Of course, life isn't worse in every way. Lorenz's garage, the 1851 business I was trying to save indeed was forced out ... and replaced by a Graeter's ice cream parlor. I have to admit, it was an improvement. Happy Fourth of July, stay safe around fireworks.
Ready for a shock? This will be my fifth Fourth — the fifth 4th of July in Northbrook, the fifth time we all trooped to the Village Green for the pancake breakfast hosted by the VFW, lingering for a little bocce ball. It's a nice moment, settling in under the swaying trees, pouring the syrup, securing the napkins. The Village Green is the best part of town — a fountain, a little gazebo where they have bands, a playground and a ballfield. I sip my coffee, take a big mouthful of pancake, look approvingly around and let the waves of burgermeister satisfaction roll over me.
And why not? A great country, this. A great suburb. Sure, the leafy suburban paradise has its problems. Across the street from the Village Green, the little strip of Shermer Road that Northbrook calls a downtown quivers on the brink of decay, with a vacant lot and a down-at-the-heels drug store and a thrift shop. Not exactly downtown Lake Forest.
But I like that about Northbrook. Well-off, but not so well-off that a person like myself feels bad about his blown opportunities. One of the nicest buildings downtown is an auto repair shop — the Northbrook Garage, a quaint 1922 brick structure, the cleanest repair shop you will ever see in your life. It looks like something out of a train diorama. The Northbrook Garage has operated on that spot for 153 years, ever since it was founded as a wagon repair business by Frederick Lorenz in 1851.
"There wasn't an awful lot going on here at the time," said his great-great grandson, Jay Lorenz, the garage's current owner.
How about a nice BMW dealer?
Lest we dwell too long on that quaint image, I should point out that the Village wants to seize Lorenz's property and force him out so they can put in a business more in keeping with their dreams of grandeur, such as the inevitable Williams-Sonoma found in every downtown on the North Shore.
"I find it very disturbing that my building can stay but my 150-plus year old business must go," Lorenz said. "Something is very, very wrong in Northbrook."

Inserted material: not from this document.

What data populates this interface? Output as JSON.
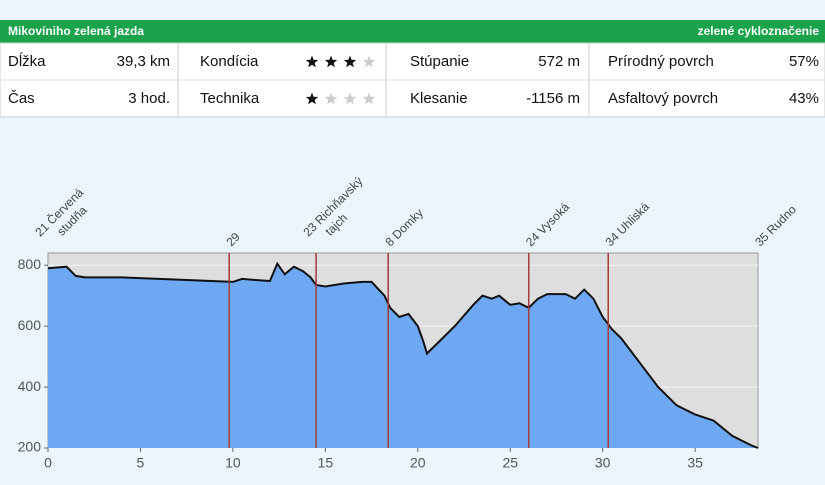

Not to single out Northbrook. People who run village boards are usually the type who think asphalting over cobblestones is progress. The town I grew up in, Berea, Ohio, demolished half its downtown to put up an outdoor mall of small, linked storefronts that seemed very retro chic in 1976. Ten years later, it was completely empty, and they ended up filling it with a senior citizen center. Nothing quite sparks up a downtown like an old-age home.
That's why small towns shouldn't engage in social engineering. They screw it up, kicking out the 153-year-old repair shop and ending up stuck with an empty building.
But I didn't want to carp today. Not with the fine July 4 weekend on tap. Did I say that the parade passes a block from our house? Let's save condemning those mini-Norman chateaus my fellow villagers insist on jamming between 1950s split-levels for another day.
I'd rather tell you that next month's "Northbrook Days" holds a bachelor auction, and if that isn't something out of "Oklahoma," here is the small print from the sign-up form: "I agree to participate in the Northbrook Days Bachelor Auction by fulfilling my obligation to attend the agreed upon dinner date and represent the organization in an appropriate and gentlemanly manner."
'Take your hands off me!'
Isn't that sweet? Or maybe my mind has been addled by too much time breathing the trackside air in Union Station. I suppose you could view the small print as evidence that Northbrook is concerned about being confronted by weeping, despoiled bachelorettes holding them legally culpable for their hellish evenings spent fending off the advances of some guy they bought at a charity auction.
No, let's not think that way. People here can be truly nice. The teachers at my kids' school —they're incredible. It's like they're in a cult or something. I remember the teachers when I was growing up — a grim gang of sourpusses, their clawlike hands digging into my shoulder as they glared at me, mouths twisted into these sneers of gleeful, acid, contempt.
"Your son . . ." Mrs. Southam, my fifth-grade teacher, told my mother, "will never amount to anything."
I probably shouldn't go into detail about Northbrook's Greenbriar Elementary School, because Chicago parents, whose kids are bravely blowing the asbestos dust off their moldy 1950s science texts, will feel bad. And every aspect is so off the charts you'll think that I'm making it up. The classrooms have 20 kids, tops, and because no teacher can be expected to handle that mob on her own, they all have assistants. Every day the kids come home with their backpacks stuffed with memos and newsletters and updates. Teachers send home poems of welcome and reassurance to soften the beginning of the school year. They have the kids construct homemade gifts for all major holidays and prepare scrapbooks of each child's year in class. The books are bound. The school has more special days on its calendar than the Catholic Church — science fairs and carnivals and concerts and open houses.
So life is good. And whatever the problems, from a zealous village board to the bog in Iraq, they shouldn't dampen the Fourth. Just because a place has issues doesn't mean you can't love it.